Understanding this web traffic data is important, as it primarily reflects consumer interactions with chatbot websites rather than enterprise engagements or API usage. This distinction underscores that while ChatGPT still enjoys considerable user engagement, its market share is increasingly vulnerable to competitors making inroads into business applications.
Adding another layer to this competitive environment, the Ramp AI Index, which tracks paid AI subscriptions across over 50,000 U.S. businesses, indicates that Anthropic has surpassed OpenAI in business adoption for the first time. Currently, 34.4% of businesses are opting for Anthropic's services compared to 32.3% for OpenAI. Ara Kharazian, a lead economist at Ramp, described this as a "stunning reversal," given that just a year ago, only 9% of businesses were using Anthropic's services.

The surge in Anthropic's adoption can largely be attributed to its Claude Code tool, which has gained popularity among developer teams. For instance, Uber’s CTO reported that the company exhausted its entire AI budget for 2026 within just four months, primarily due to high demand for Claude Code, with monthly API costs per engineer estimated between $500 and $2,000. This rapid adoption highlights a growing preference for Anthropic's solutions, particularly in enterprise settings.
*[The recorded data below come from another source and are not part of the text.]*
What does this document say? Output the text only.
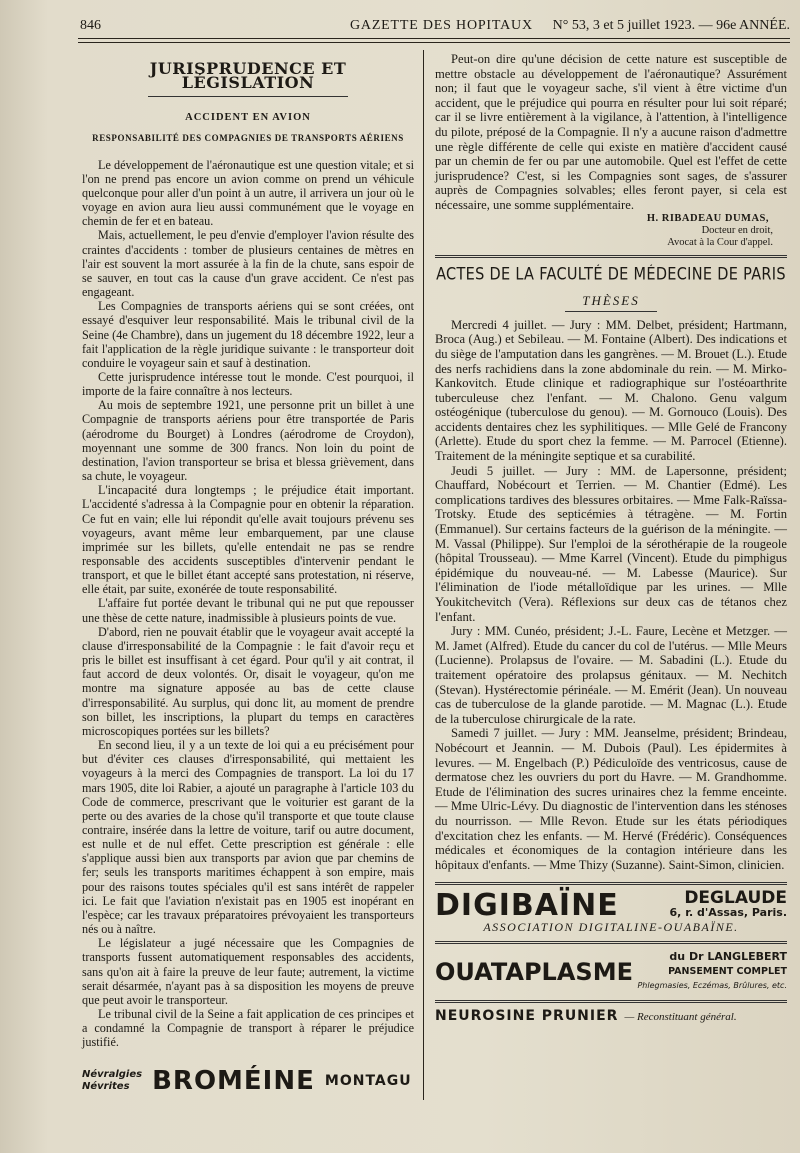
846	GAZETTE DES HOPITAUX N° 53, 3 et 5 juillet 1923. — 96e ANNÉE.
JURISPRUDENCE ET LÉGISLATION
ACCIDENT EN AVION
RESPONSABILITÉ DES COMPAGNIES DE TRANSPORTS AÉRIENS

Le développement de l'aéronautique est une question vitale; et si l'on ne prend pas encore un avion comme on prend un véhicule quelconque pour aller d'un point à un autre, il arrivera un jour où le voyage en avion aura lieu aussi communément que le voyage en chemin de fer et en bateau.

Mais, actuellement, le peu d'envie d'employer l'avion résulte des craintes d'accidents : tomber de plusieurs centaines de mètres en l'air est souvent la mort assurée à la fin de la chute, sans espoir de se sauver, en tout cas la cause d'un grave accident. Ce n'est pas engageant.

Les Compagnies de transports aériens qui se sont créées, ont essayé d'esquiver leur responsabilité. Mais le tribunal civil de la Seine (4e Chambre), dans un jugement du 18 décembre 1922, leur a fait l'application de la règle juridique suivante : le transporteur doit conduire le voyageur sain et sauf à destination.

Cette jurisprudence intéresse tout le monde. C'est pourquoi, il importe de la faire connaître à nos lecteurs.

Au mois de septembre 1921, une personne prit un billet à une Compagnie de transports aériens pour être transportée de Paris (aérodrome du Bourget) à Londres (aérodrome de Croydon), moyennant une somme de 300 francs. Non loin du point de destination, l'avion transporteur se brisa et blessa grièvement, dans sa chute, le voyageur.

L'incapacité dura longtemps ; le préjudice était important. L'accidenté s'adressa à la Compagnie pour en obtenir la réparation. Ce fut en vain; elle lui répondit qu'elle avait toujours prévenu ses voyageurs, avant même leur embarquement, par une clause imprimée sur les billets, qu'elle entendait ne pas se rendre responsable des accidents susceptibles d'intervenir pendant le transport, et que le billet étant accepté sans protestation, ni réserve, elle était, par suite, exonérée de toute responsabilité.

L'affaire fut portée devant le tribunal qui ne put que repousser une thèse de cette nature, inadmissible à plusieurs points de vue.

D'abord, rien ne pouvait établir que le voyageur avait accepté la clause d'irresponsabilité de la Compagnie : le fait d'avoir reçu et pris le billet est insuffisant à cet égard. Pour qu'il y ait contrat, il faut accord de deux volontés. Or, disait le voyageur, qu'on me montre ma signature apposée au bas de cette clause d'irresponsabilité. Au surplus, qui donc lit, au moment de prendre son billet, les inscriptions, la plupart du temps en caractères microscopiques portées sur les billets?

En second lieu, il y a un texte de loi qui a eu précisément pour but d'éviter ces clauses d'irresponsabilité, qui mettaient les voyageurs à la merci des Compagnies de transport. La loi du 17 mars 1905, dite loi Rabier, a ajouté un paragraphe à l'article 103 du Code de commerce, prescrivant que le voiturier est garant de la perte ou des avaries de la chose qu'il transporte et que toute clause contraire, insérée dans la lettre de voiture, tarif ou autre document, est nulle et de nul effet. Cette prescription est générale : elle s'applique aussi bien aux transports par avion que par chemins de fer; seuls les transports maritimes échappent à son empire, mais pour des raisons toutes spéciales qu'il est sans intérêt de rappeler ici. Le fait que l'aviation n'existait pas en 1905 est inopérant en l'espèce; car les travaux préparatoires prévoyaient les transporteurs nés ou à naître.

Le législateur a jugé nécessaire que les Compagnies de transports fussent automatiquement responsables des accidents, sans qu'on ait à faire la preuve de leur faute; autrement, la victime serait désarmée, n'ayant pas à sa disposition les moyens de preuve que peut avoir le transporteur.

Le tribunal civil de la Seine a fait application de ces principes et a condamné la Compagnie de transport à réparer le préjudice justifié.

Névralgies
Névrites BROMÉINE MONTAGU

Peut-on dire qu'une décision de cette nature est susceptible de mettre obstacle au développement de l'aéronautique? Assurément non; il faut que le voyageur sache, s'il vient à être victime d'un accident, que le préjudice qui pourra en résulter pour lui soit réparé; car il se livre entièrement à la vigilance, à l'attention, à l'intelligence du pilote, préposé de la Compagnie. Il n'y a aucune raison d'admettre une règle différente de celle qui existe en matière d'accident causé par un chemin de fer ou par une automobile. Quel est l'effet de cette jurisprudence? C'est, si les Compagnies sont sages, de s'assurer auprès de Compagnies solvables; elles feront payer, si cela est nécessaire, une somme supplémentaire.

H. RIBADEAU DUMAS,
Docteur en droit,
Avocat à la Cour d'appel.
ACTES DE LA FACULTÉ DE MÉDECINE DE PARIS
THÈSES

Mercredi 4 juillet. — Jury : MM. Delbet, président; Hartmann, Broca (Aug.) et Sebileau. — M. Fontaine (Albert). Des indications et du siège de l'amputation dans les gangrènes. — M. Brouet (L.). Etude des nerfs rachidiens dans la zone abdominale du rein. — M. Mirko-Kankovitch. Etude clinique et radiographique sur l'ostéoarthrite tuberculeuse chez l'enfant. — M. Chalono. Genu valgum ostéogénique (tuberculose du genou). — M. Gornouco (Louis). Des accidents dentaires chez les syphilitiques. — Mlle Gelé de Francony (Arlette). Etude du sport chez la femme. — M. Parrocel (Etienne). Traitement de la méningite septique et sa curabilité.

Jeudi 5 juillet. — Jury : MM. de Lapersonne, président; Chauffard, Nobécourt et Terrien. — M. Chantier (Edmé). Les complications tardives des blessures orbitaires. — Mme Falk-Raïssa-Trotsky. Etude des septicémies à tétragène. — M. Fortin (Emmanuel). Sur certains facteurs de la guérison de la méningite. — M. Vassal (Philippe). Sur l'emploi de la sérothérapie de la rougeole (hôpital Trousseau). — Mme Karrel (Vincent). Etude du pimphigus épidémique du nouveau-né. — M. Labesse (Maurice). Sur l'élimination de l'iode métalloïdique par les urines. — Mlle Youkitchevitch (Vera). Réflexions sur deux cas de tétanos chez l'enfant.

Jury : MM. Cunéo, président; J.-L. Faure, Lecène et Metzger. — M. Jamet (Alfred). Etude du cancer du col de l'utérus. — Mlle Meurs (Lucienne). Prolapsus de l'ovaire. — M. Sabadini (L.). Etude du traitement opératoire des prolapsus génitaux. — M. Nechitch (Stevan). Hystérectomie périnéale. — M. Emérit (Jean). Un nouveau cas de tuberculose de la glande parotide. — M. Magnac (L.). Etude de la tuberculose chirurgicale de la rate.

Samedi 7 juillet. — Jury : MM. Jeanselme, président; Brindeau, Nobécourt et Jeannin. — M. Dubois (Paul). Les épidermites à levures. — M. Engelbach (P.) Pédiculoïde des ventricosus, cause de dermatose chez les ouvriers du port du Havre. — M. Grandhomme. Etude de l'élimination des sucres urinaires chez la femme enceinte. — Mme Ulric-Lévy. Du diagnostic de l'intervention dans les sténoses du nourrisson. — Mlle Revon. Etude sur les états périodiques d'excitation chez les enfants. — M. Hervé (Frédéric). Conséquences médicales et économiques de la contagion intérieure dans les hôpitaux d'enfants. — Mme Thizy (Suzanne). Saint-Simon, clinicien.

DIGIBAÏNE	DEGLAUDE
6, r. d'Assas, Paris.
ASSOCIATION DIGITALINE-OUABAÏNE.
OUATAPLASME
du Dr LANGLEBERT
PANSEMENT COMPLET
Phlegmasies, Eczémas, Brûlures, etc.
NEUROSINE PRUNIER — Reconstituant général.
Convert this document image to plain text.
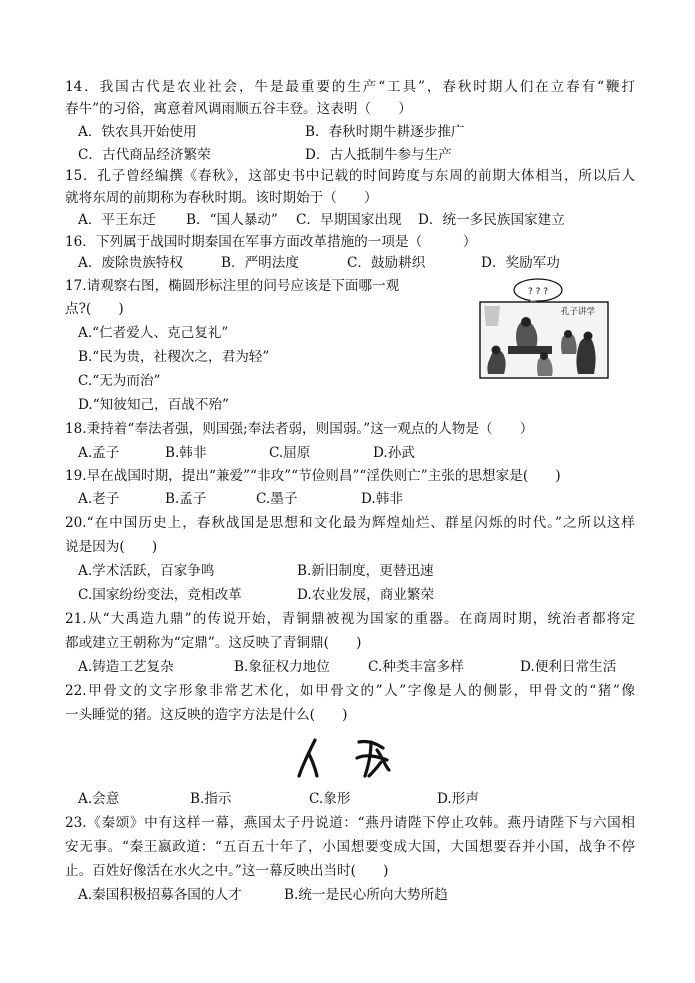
14．我国古代是农业社会，牛是最重要的生产“工具”，春秋时期人们在立春有“鞭打
春牛”的习俗，寓意着风调雨顺五谷丰登。这表明（　　）
A．铁农具开始使用	B．春秋时期牛耕逐步推广
C．古代商品经济繁荣	D．古人抵制牛参与生产
15．孔子曾经编撰《春秋》，这部史书中记载的时间跨度与东周的前期大体相当，所以后人
就将东周的前期称为春秋时期。该时期始于（　　）
A．平王东迁 B．“国人暴动” C．早期国家出现 D．统一多民族国家建立
16．下列属于战国时期秦国在军事方面改革措施的一项是（　　　）
A．废除贵族特权	B．严明法度	C．鼓励耕织	D．奖励军功
17.请观察右图，椭圆形标注里的问号应该是下面哪一观
点?(　　)
A.“仁者爱人、克己复礼”
B.“民为贵，社稷次之，君为轻”
C.“无为而治”
D.“知彼知己，百战不殆”
? ? ?
孔子讲学
18.秉持着“奉法者强，则国强;奉法者弱，则国弱。”这一观点的人物是（　　）
A.孟子	B.韩非	C.屈原	D.孙武
19.早在战国时期，提出“兼爱”“非攻”“节俭则昌”“淫佚则亡”主张的思想家是(　　)
A.老子	B.孟子	C.墨子	D.韩非
20.“在中国历史上，春秋战国是思想和文化最为辉煌灿烂、群星闪烁的时代。”之所以这样
说是因为(　　)
A.学术活跃，百家争鸣	B.新旧制度，更替迅速
C.国家纷纷变法，竞相改革	D.农业发展，商业繁荣
21.从“大禹造九鼎”的传说开始，青铜鼎被视为国家的重器。在商周时期，统治者都将定
都或建立王朝称为“定鼎”。这反映了青铜鼎(　　)
A.铸造工艺复杂	B.象征权力地位	C.种类丰富多样	D.便利日常生活
22.甲骨文的文字形象非常艺术化，如甲骨文的”人”字像是人的侧影，甲骨文的“猪”像
一头睡觉的猪。这反映的造字方法是什么(　　)
A.会意	B.指示	C.象形	D.形声
23.《秦颂》中有这样一幕，燕国太子丹说道：“燕丹请陛下停止攻韩。燕丹请陛下与六国相
安无事。“秦王嬴政道：“五百五十年了，小国想要变成大国，大国想要吞并小国，战争不停
止。百姓好像活在水火之中。”这一幕反映出当时(　　)
A.秦国积极招募各国的人才	B.统一是民心所向大势所趋
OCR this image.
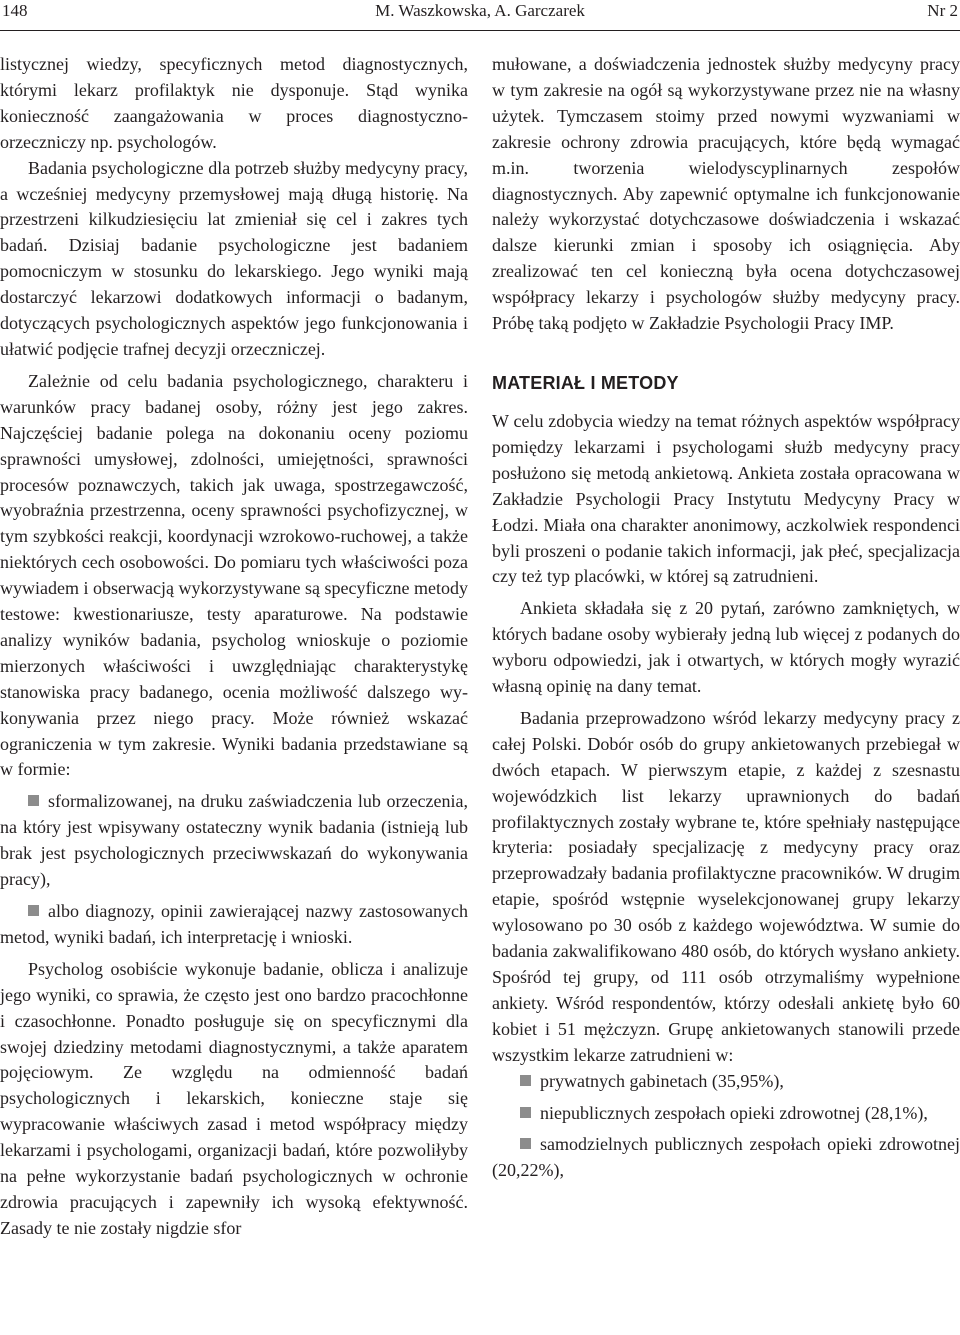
148	M. Waszkowska, A. Garczarek	Nr 2

listycznej wiedzy, specyficznych metod diagnostycznych, którymi lekarz profilaktyk nie dysponuje. Stąd wynika konieczność zaangażowania w proces diagnostyczno-orzeczniczy np. psychologów.

Badania psychologiczne dla potrzeb służby medycyny pracy, a wcześniej medycyny przemysłowej mają długą historię. Na przestrzeni kilkudziesięciu lat zmieniał się cel i zakres tych badań. Dzisiaj badanie psychologiczne jest badaniem pomocniczym w stosunku do lekarskiego. Jego wyniki mają dostarczyć lekarzowi dodatkowych informacji o badanym, dotyczących psychologicznych aspektów jego funkcjonowania i ułatwić podjęcie trafnej decyzji orzeczniczej.

Zależnie od celu badania psychologicznego, charakteru i warunków pracy badanej osoby, różny jest jego zakres. Najczęściej badanie polega na dokonaniu oceny poziomu sprawności umysłowej, zdolności, umiejętności, sprawności procesów poznawczych, takich jak uwaga, spostrzegawczość, wyobraźnia przestrzenna, oceny sprawności psychofizycznej, w tym szybkości reakcji, koordynacji wzrokowo-ruchowej, a także niektórych cech osobowości. Do pomiaru tych właściwości poza wywiadem i obserwacją wykorzystywane są specyficzne metody testowe: kwestionariusze, testy aparaturowe. Na podstawie analizy wyników badania, psycholog wnioskuje o poziomie mierzonych właściwości i uwzględniając charakterystykę stanowiska pracy badanego, ocenia możliwość dalszego wykonywania przez niego pracy. Może również wskazać ograniczenia w tym zakresie. Wyniki badania przedstawiane są w formie:

sformalizowanej, na druku zaświadczenia lub orzeczenia, na który jest wpisywany ostateczny wynik badania (istnieją lub brak jest psychologicznych przeciwwskazań do wykonywania pracy),
albo diagnozy, opinii zawierającej nazwy zastosowanych metod, wyniki badań, ich interpretację i wnioski.

Psycholog osobiście wykonuje badanie, oblicza i analizuje jego wyniki, co sprawia, że często jest ono bardzo pracochłonne i czasochłonne. Ponadto posługuje się on specyficznymi dla swojej dziedziny metodami diagnostycznymi, a także aparatem pojęciowym. Ze względu na odmienność badań psychologicznych i lekarskich, konieczne staje się wypracowanie właściwych zasad i metod współpracy między lekarzami i psychologami, organizacji badań, które pozwoliłyby na pełne wykorzystanie badań psychologicznych w ochronie zdrowia pracujących i zapewniły ich wysoką efektywność. Zasady te nie zostały nigdzie sfor

mułowane, a doświadczenia jednostek służby medycyny pracy w tym zakresie na ogół są wykorzystywane przez nie na własny użytek. Tymczasem stoimy przed nowymi wyzwaniami w zakresie ochrony zdrowia pracujących, które będą wymagać m.in. tworzenia wielodyscyplinarnych zespołów diagnostycznych. Aby zapewnić optymalne ich funkcjonowanie należy wykorzystać dotychczasowe doświadczenia i wskazać dalsze kierunki zmian i sposoby ich osiągnięcia. Aby zrealizować ten cel konieczną była ocena dotychczasowej współpracy lekarzy i psychologów służby medycyny pracy. Próbę taką podjęto w Zakładzie Psychologii Pracy IMP.

MATERIAŁ I METODY

W celu zdobycia wiedzy na temat różnych aspektów współpracy pomiędzy lekarzami i psychologami służb medycyny pracy posłużono się metodą ankietową. Ankieta została opracowana w Zakładzie Psychologii Pracy Instytutu Medycyny Pracy w Łodzi. Miała ona charakter anonimowy, aczkolwiek respondenci byli proszeni o podanie takich informacji, jak płeć, specjalizacja czy też typ placówki, w której są zatrudnieni.

Ankieta składała się z 20 pytań, zarówno zamkniętych, w których badane osoby wybierały jedną lub więcej z podanych do wyboru odpowiedzi, jak i otwartych, w których mogły wyrazić własną opinię na dany temat.

Badania przeprowadzono wśród lekarzy medycyny pracy z całej Polski. Dobór osób do grupy ankietowanych przebiegał w dwóch etapach. W pierwszym etapie, z każdej z szesnastu wojewódzkich list lekarzy uprawnionych do badań profilaktycznych zostały wybrane te, które spełniały następujące kryteria: posiadały specjalizację z medycyny pracy oraz przeprowadzały badania profilaktyczne pracowników. W drugim etapie, spośród wstępnie wyselekcjonowanej grupy lekarzy wylosowano po 30 osób z każdego województwa. W sumie do badania zakwalifikowano 480 osób, do których wysłano ankiety. Spośród tej grupy, od 111 osób otrzymaliśmy wypełnione ankiety. Wśród respondentów, którzy odesłali ankietę było 60 kobiet i 51 mężczyzn. Grupę ankietowanych stanowili przede wszystkim lekarze zatrudnieni w:

prywatnych gabinetach (35,95%),
niepublicznych zespołach opieki zdrowotnej (28,1%),
samodzielnych publicznych zespołach opieki zdrowotnej (20,22%),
However, OpenAI argues that its impact on enterprise transformation extends beyond what Ramp’s metrics capture. A spokesperson for OpenAI emphasized that major enterprise contracts often do not involve credit card transactions, suggesting that Ramp's data may not fully represent the scale of OpenAI's business engagements. Despite this defense, the implications of Anthropic's rising business adoption cannot be ignored.
The Ramp report does outline potential challenges for Anthropic, including its token-based pricing model, which could lead to increased costs for users. There have been reports of service outages and quality complaints regarding Claude. Emerging platforms offering cheaper alternatives may also pose a risk to Anthropic's expanding business.
Investor sentiment is shifting in line with these changes, as secondary market valuations reflect growing confidence in Anthropic's trajectory. Currently, Anthropic's estimated value stands around $1 trillion on platforms like Forge Global, surpassing OpenAI’s valuation of $880 billion. Just three months prior, Anthropic was valued at $380 billion, underscoring the market's optimistic outlook on the company’s future prospects.
As Google’s Gemini leverages its integration with Android to gain a competitive edge, the landscape for AI applications continues to evolve. The novelty that benefited ChatGPT in its early days appears to be waning, leaving OpenAI to confront the pressing challenge of reclaiming its lead in a rapidly diversifying market. Moving forward, metrics such as the growth of OpenAI’s Codex and its success in securing enterprise contracts will be critical indicators of its ability to navigate this changing environment.